Representative technologies used in this environment include:
Languages and frameworks: .NET / C#, Python, JavaScript / TypeScript, PowerShell, Angular
Cloud and infrastructure: Microsoft Azure, Terraform, Infrastructure as Code (IaC), cloud-native architecture patterns
DevOps and delivery: GitHub, GitHub Actions, CI/CD pipeline design and implementation
Cross-cutting: API design, observability, security practices, dependency management
This list is representative, not exhaustive. The environment changes. We expect you to change with it.
Proficiency in Any of the GEN AI Technologies -
Copilot or Google Gemini or Claude or OpenAI or Glean or Watson or Zapier or Jasper or Firefly or RunwayML or Grok or AgenticAI or Devin or Vertex
Software Engineering Practices
We expect engineering practices to be non-negotiable, not aspirational:
Developer-led testing. You write tests as part of development, not after. You understand the testing pyramid, know when to push toward unit coverage and when integration or contract tests are the right tool, and you advocate for testable design from the start.
Documentation as a first-class output. Code is written once and read many times. You document your reasoning, your interfaces, your runbooks, and your decisions. You understand the difference between documentation that helps and documentation that clutters.
Secure by default. You apply security thinking throughout the development lifecycle input validation, least privilege, dependency hygiene, secret management without needing to be reminded.

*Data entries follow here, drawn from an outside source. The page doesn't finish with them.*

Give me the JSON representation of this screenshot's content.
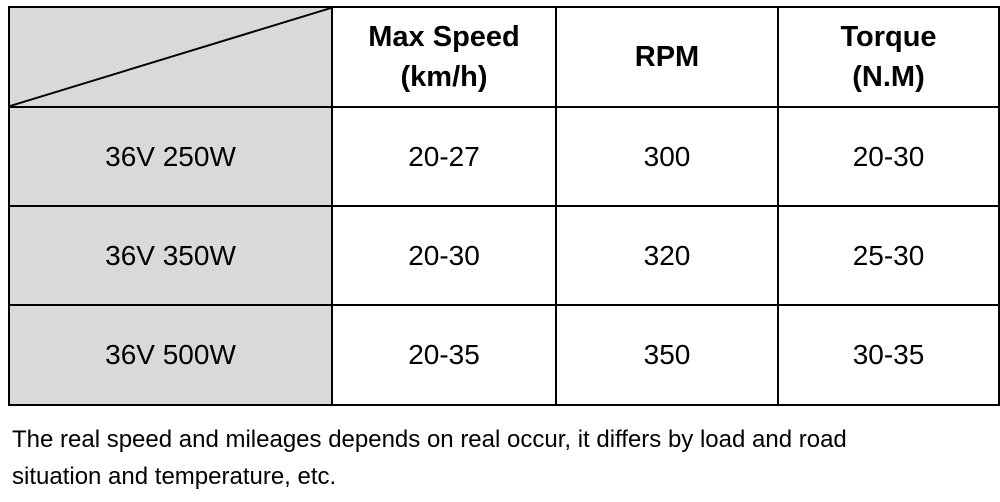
{
  "table": {
    "headers": [
      {
        "line1": "Max Speed",
        "line2": "(km/h)"
      },
      {
        "line1": "RPM",
        "line2": ""
      },
      {
        "line1": "Torque",
        "line2": "(N.M)"
      }
    ],
    "rows": [
      {
        "label": "36V 250W",
        "max_speed": "20-27",
        "rpm": "300",
        "torque": "20-30"
      },
      {
        "label": "36V 350W",
        "max_speed": "20-30",
        "rpm": "320",
        "torque": "25-30"
      },
      {
        "label": "36V 500W",
        "max_speed": "20-35",
        "rpm": "350",
        "torque": "30-35"
      }
    ]
  },
  "note": {
    "line1": "The real speed and mileages depends on real occur, it differs by load and road",
    "line2": "situation and temperature, etc."
  },
  "colors": {
    "label_fill": "#d9d9d9",
    "border": "#000000"
  }
}
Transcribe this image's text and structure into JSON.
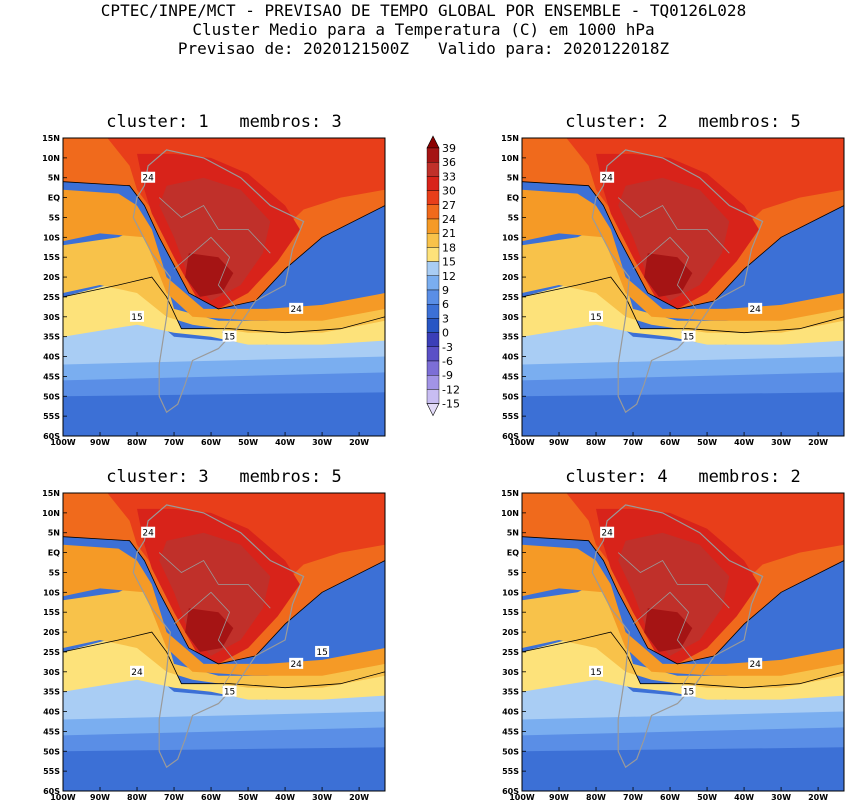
{
  "header": {
    "line1": "CPTEC/INPE/MCT - PREVISAO DE TEMPO GLOBAL POR ENSEMBLE - TQ0126L028",
    "line2": "Cluster Medio para a Temperatura (C) em 1000 hPa",
    "line3": "Previsao de: 2020121500Z   Valido para: 2020122018Z"
  },
  "panels": [
    {
      "title": "cluster: 1   membros: 3"
    },
    {
      "title": "cluster: 2   membros: 5"
    },
    {
      "title": "cluster: 3   membros: 5"
    },
    {
      "title": "cluster: 4   membros: 2"
    }
  ],
  "axes": {
    "lat_labels": [
      "15N",
      "10N",
      "5N",
      "EQ",
      "5S",
      "10S",
      "15S",
      "20S",
      "25S",
      "30S",
      "35S",
      "40S",
      "45S",
      "50S",
      "55S",
      "60S"
    ],
    "lon_labels": [
      "100W",
      "90W",
      "80W",
      "70W",
      "60W",
      "50W",
      "40W",
      "30W",
      "20W"
    ]
  },
  "colorbar": {
    "levels": [
      "39",
      "36",
      "33",
      "30",
      "27",
      "24",
      "21",
      "18",
      "15",
      "12",
      "9",
      "6",
      "3",
      "0",
      "-3",
      "-6",
      "-9",
      "-12",
      "-15"
    ],
    "colors": [
      "#8b0000",
      "#a51414",
      "#c0302a",
      "#d8231a",
      "#e83e1a",
      "#f06a1c",
      "#f59a26",
      "#f8c24a",
      "#fde27a",
      "#a9cdf4",
      "#7aaef0",
      "#5a8ee6",
      "#3c70d6",
      "#2856c4",
      "#3b3fb8",
      "#5a50c6",
      "#7c6ed6",
      "#a294e6",
      "#c8bdf2",
      "#e2dbf8"
    ]
  },
  "contour_labels": {
    "p1": [
      "24",
      "24",
      "15",
      "15"
    ],
    "p2": [
      "24",
      "24",
      "15",
      "15"
    ],
    "p3": [
      "24",
      "24",
      "24",
      "15",
      "15"
    ],
    "p4": [
      "24",
      "24",
      "15",
      "15"
    ]
  },
  "map_colors": {
    "band_30": "#d8231a",
    "band_27": "#e83e1a",
    "band_24": "#f06a1c",
    "band_21": "#f59a26",
    "band_18": "#f8c24a",
    "band_15": "#fde27a",
    "band_12": "#a9cdf4",
    "band_9": "#7aaef0",
    "band_6": "#5a8ee6",
    "band_3": "#3c70d6",
    "hot_33": "#c0302a",
    "hot_36": "#a51414",
    "border": "#9a9a9a"
  }
}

Operational awareness. You build with logging, observability, and operability in mind. You have shipped things to production and kept them running.
AI-Augmented Engineering
This is a genuine differentiator for this role. We are not looking for someone who uses an AI chat assistant occasionally. We are looking for someone who has meaningfully changed how they work because of AI, and who can explain exactly how and why.
What this looks like in practice:
You use AI tooling actively across your development workflow code generation, review, documentation, debugging, exploration, test scaffolding and you have a clear, opinionated view of where it adds value and where it does not.

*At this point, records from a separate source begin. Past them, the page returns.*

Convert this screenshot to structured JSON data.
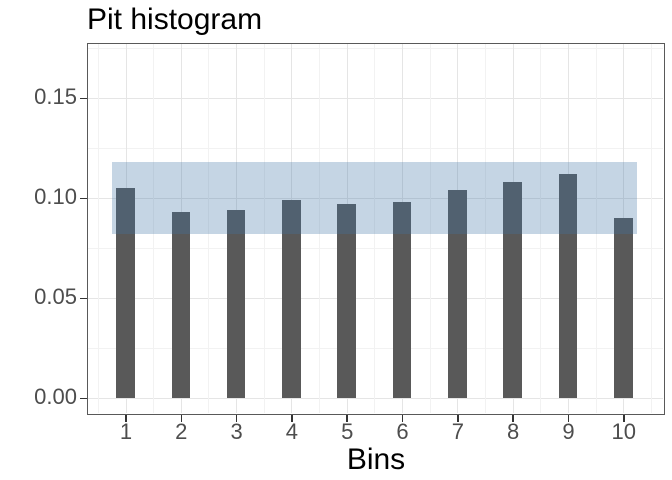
{
  "chart_data": {
    "type": "bar",
    "title": "Pit histogram",
    "xlabel": "Bins",
    "ylabel": "",
    "categories": [
      "1",
      "2",
      "3",
      "4",
      "5",
      "6",
      "7",
      "8",
      "9",
      "10"
    ],
    "values": [
      0.105,
      0.093,
      0.094,
      0.099,
      0.097,
      0.098,
      0.104,
      0.108,
      0.112,
      0.09
    ],
    "y_ticks": [
      0.0,
      0.05,
      0.1,
      0.15
    ],
    "y_tick_labels": [
      "0.00",
      "0.05",
      "0.10",
      "0.15"
    ],
    "y_minor_ticks": [
      0.025,
      0.075,
      0.125,
      0.175
    ],
    "ylim": [
      -0.008,
      0.178
    ],
    "grid": true,
    "legend": false,
    "band": {
      "lower": 0.082,
      "upper": 0.118,
      "kind": "confidence-band"
    },
    "colors": {
      "bar": "#595959",
      "band": "#3E74A7",
      "band_alpha": 0.3,
      "axis_text": "#4d4d4d",
      "title_text": "#000000",
      "panel_border": "#595959",
      "grid_major": "#e5e5e5",
      "grid_minor": "#f2f2f2",
      "background": "#ffffff"
    }
  }
}
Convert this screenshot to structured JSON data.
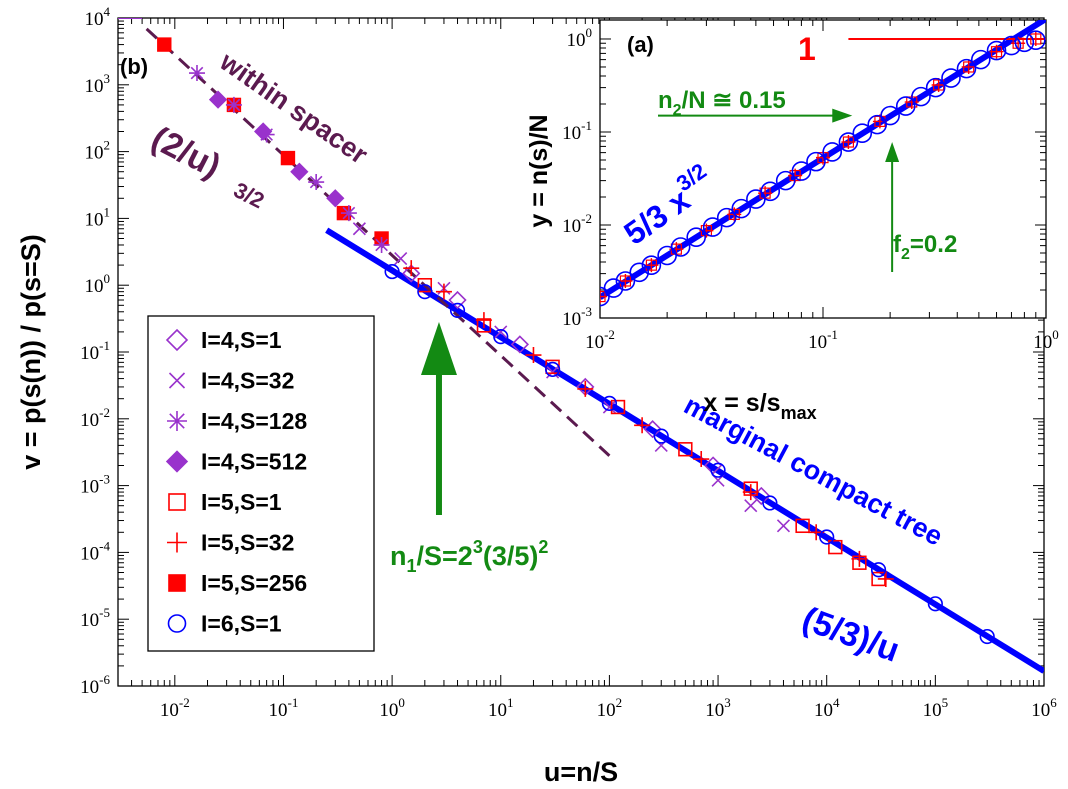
{
  "chart_data": [
    {
      "panel": "(b)",
      "type": "scatter",
      "xlabel": "u=n/S",
      "ylabel": "v = p(s(n)) / p(s=S)",
      "x_scale": "log",
      "y_scale": "log",
      "xlim": [
        0.003,
        1000000
      ],
      "ylim": [
        1e-06,
        10000
      ],
      "x_ticks": [
        "10-2",
        "10-1",
        "100",
        "101",
        "102",
        "103",
        "104",
        "105",
        "106"
      ],
      "y_ticks": [
        "10-6",
        "10-5",
        "10-4",
        "10-3",
        "10-2",
        "10-1",
        "100",
        "101",
        "102",
        "103",
        "104"
      ],
      "legend": {
        "placement": "left",
        "entries": [
          {
            "label": "I=4,S=1",
            "marker": "diamond-open",
            "color": "#9932cc"
          },
          {
            "label": "I=4,S=32",
            "marker": "x",
            "color": "#9932cc"
          },
          {
            "label": "I=4,S=128",
            "marker": "asterisk",
            "color": "#9932cc"
          },
          {
            "label": "I=4,S=512",
            "marker": "diamond-filled",
            "color": "#9932cc"
          },
          {
            "label": "I=5,S=1",
            "marker": "square-open",
            "color": "#ff0000"
          },
          {
            "label": "I=5,S=32",
            "marker": "plus",
            "color": "#ff0000"
          },
          {
            "label": "I=5,S=256",
            "marker": "square-filled",
            "color": "#ff0000"
          },
          {
            "label": "I=6,S=1",
            "marker": "circle-open",
            "color": "#0000ff"
          }
        ]
      },
      "series": [
        {
          "label": "I=5,S=256",
          "x": [
            0.008,
            0.035,
            0.11,
            0.36,
            0.8
          ],
          "y": [
            4000,
            500,
            80,
            12,
            5
          ]
        },
        {
          "label": "I=4,S=512",
          "x": [
            0.025,
            0.065,
            0.14,
            0.3
          ],
          "y": [
            600,
            200,
            50,
            20
          ]
        },
        {
          "label": "I=4,S=128",
          "x": [
            0.016,
            0.035,
            0.07,
            0.2,
            0.4,
            0.8
          ],
          "y": [
            1500,
            500,
            180,
            35,
            12,
            4
          ]
        },
        {
          "label": "I=4,S=32",
          "x": [
            0.5,
            1.2,
            3,
            10,
            30,
            100,
            300,
            1000,
            2000,
            4000
          ],
          "y": [
            7,
            2.5,
            0.9,
            0.2,
            0.05,
            0.015,
            0.004,
            0.0012,
            0.0005,
            0.00025
          ]
        },
        {
          "label": "I=4,S=1",
          "x": [
            1.5,
            4,
            15,
            60,
            250,
            900,
            2500
          ],
          "y": [
            1.5,
            0.6,
            0.13,
            0.03,
            0.007,
            0.002,
            0.0007
          ]
        },
        {
          "label": "I=5,S=32",
          "x": [
            1.5,
            3,
            7,
            20,
            60,
            200,
            700,
            2000,
            8000,
            20000,
            35000
          ],
          "y": [
            1.8,
            0.8,
            0.3,
            0.09,
            0.028,
            0.008,
            0.0025,
            0.0008,
            0.0002,
            8e-05,
            4e-05
          ]
        },
        {
          "label": "I=5,S=1",
          "x": [
            2,
            7,
            30,
            120,
            500,
            2000,
            6000,
            12000,
            20000,
            30000
          ],
          "y": [
            1,
            0.25,
            0.06,
            0.015,
            0.0035,
            0.0009,
            0.00025,
            0.00012,
            7e-05,
            4e-05
          ]
        },
        {
          "label": "I=6,S=1",
          "x": [
            1,
            2,
            4,
            10,
            30,
            100,
            300,
            1000,
            3000,
            10000,
            30000,
            100000,
            300000
          ],
          "y": [
            1.6,
            0.8,
            0.42,
            0.17,
            0.055,
            0.017,
            0.0055,
            0.0017,
            0.00055,
            0.00017,
            5.5e-05,
            1.7e-05,
            5.5e-06
          ]
        }
      ],
      "lines": [
        {
          "name": "(5/3)/u",
          "style": "solid",
          "color": "#0000ff",
          "x": [
            0.25,
            1000000
          ],
          "y": [
            6.667,
            1.67e-06
          ]
        },
        {
          "name": "(2/u)^(3/2)",
          "style": "dashed",
          "color": "#5b1a4f",
          "x": [
            0.0055,
            100
          ],
          "y": [
            6875,
            0.0028
          ]
        },
        {
          "name": "plateau",
          "style": "solid",
          "color": "#9932cc",
          "x": [
            0.003,
            0.005
          ],
          "y": [
            10000,
            10000
          ]
        }
      ],
      "annotations": {
        "panel_label": "(b)",
        "spacer_label": "within spacer",
        "spacer_formula": "(2/u)",
        "spacer_exp": "3/2",
        "tree_label": "marginal compact tree",
        "tree_formula": "(5/3)/u",
        "arrow_label_main": "n",
        "arrow_label_sub": "1",
        "arrow_label_rest": "/S=2",
        "arrow_label_sup1": "3",
        "arrow_label_mid": "(3/5)",
        "arrow_label_sup2": "2",
        "arrow_x": 2.7
      }
    },
    {
      "panel": "(a)",
      "type": "scatter",
      "xlabel_main": "x = s/s",
      "xlabel_sub": "max",
      "ylabel": "y = n(s)/N",
      "x_scale": "log",
      "y_scale": "log",
      "xlim": [
        0.01,
        1
      ],
      "ylim": [
        0.001,
        1.6
      ],
      "x_ticks": [
        "10-2",
        "10-1",
        "100"
      ],
      "y_ticks": [
        "10-3",
        "10-2",
        "10-1",
        "100"
      ],
      "series": [
        {
          "label": "red",
          "color": "#ff0000",
          "x": [
            0.01,
            0.013,
            0.017,
            0.022,
            0.03,
            0.04,
            0.055,
            0.075,
            0.1,
            0.13,
            0.18,
            0.25,
            0.33,
            0.45,
            0.6,
            0.75,
            0.9
          ],
          "y": [
            0.0017,
            0.0025,
            0.0037,
            0.0055,
            0.0087,
            0.013,
            0.022,
            0.034,
            0.053,
            0.078,
            0.13,
            0.21,
            0.32,
            0.5,
            0.73,
            0.9,
            1.0
          ]
        },
        {
          "label": "blue",
          "color": "#0000ff",
          "x": [
            0.01,
            0.0115,
            0.013,
            0.015,
            0.017,
            0.02,
            0.023,
            0.027,
            0.032,
            0.037,
            0.043,
            0.05,
            0.058,
            0.068,
            0.08,
            0.093,
            0.11,
            0.13,
            0.15,
            0.175,
            0.2,
            0.235,
            0.275,
            0.32,
            0.375,
            0.44,
            0.51,
            0.6,
            0.7,
            0.8,
            0.9
          ],
          "y": [
            0.0017,
            0.0021,
            0.0025,
            0.0031,
            0.0037,
            0.0047,
            0.0058,
            0.0074,
            0.0095,
            0.012,
            0.015,
            0.019,
            0.023,
            0.03,
            0.038,
            0.048,
            0.061,
            0.078,
            0.097,
            0.12,
            0.15,
            0.19,
            0.24,
            0.3,
            0.38,
            0.48,
            0.6,
            0.75,
            0.85,
            0.92,
            0.97
          ]
        }
      ],
      "lines": [
        {
          "name": "5/3 x^(3/2)",
          "style": "solid",
          "color": "#0000ff",
          "x": [
            0.01,
            1.1
          ],
          "y": [
            0.001667,
            1.9
          ]
        },
        {
          "name": "1",
          "style": "solid",
          "color": "#ff0000",
          "x": [
            0.13,
            1
          ],
          "y": [
            1,
            1
          ]
        }
      ],
      "annotations": {
        "panel_label": "(a)",
        "one_label": "1",
        "n2_main": "n",
        "n2_sub": "2",
        "n2_rest": "/N ≅ 0.15",
        "fit_main": "5/3 x",
        "fit_sup": "3/2",
        "f2_main": "f",
        "f2_sub": "2",
        "f2_rest": "=0.2",
        "n2_arrow_y": 0.15,
        "f2_arrow_x": 0.2
      }
    }
  ]
}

You understand enough about how large language models work context windows, prompting patterns, retrieval-augmented generation, agent architectures to be a capable practitioner without needing to be a researcher.
You are proficient with current AI development tooling: IDE-integrated assistants, agentic workflows, prompt engineering, and the emerging ecosystem of AI-native developer tools.
You can communicate your AI workflow to others clearly what you use, when you use it, what you still do yourself, and what safety or quality checks you apply to AI-assisted output.
You recognize that AI amplifies strong engineers and cannot substitute for weak foundations. You bring both.
Experience
Significant professional experience in software engineering with demonstrable delivery across multiple domains, platforms, and team contexts.
A track record of technical leadership you have influenced architecture decisions, shaped delivery practices, and helped teams level up.
Experience in cloud-native delivery environments, with real ownership of infrastructure and pipelines, not just application code.
Evidence of continuous learning: certifications, open source contributions, internal engineering initiatives, or simply a clear pattern of expanding your capability over time.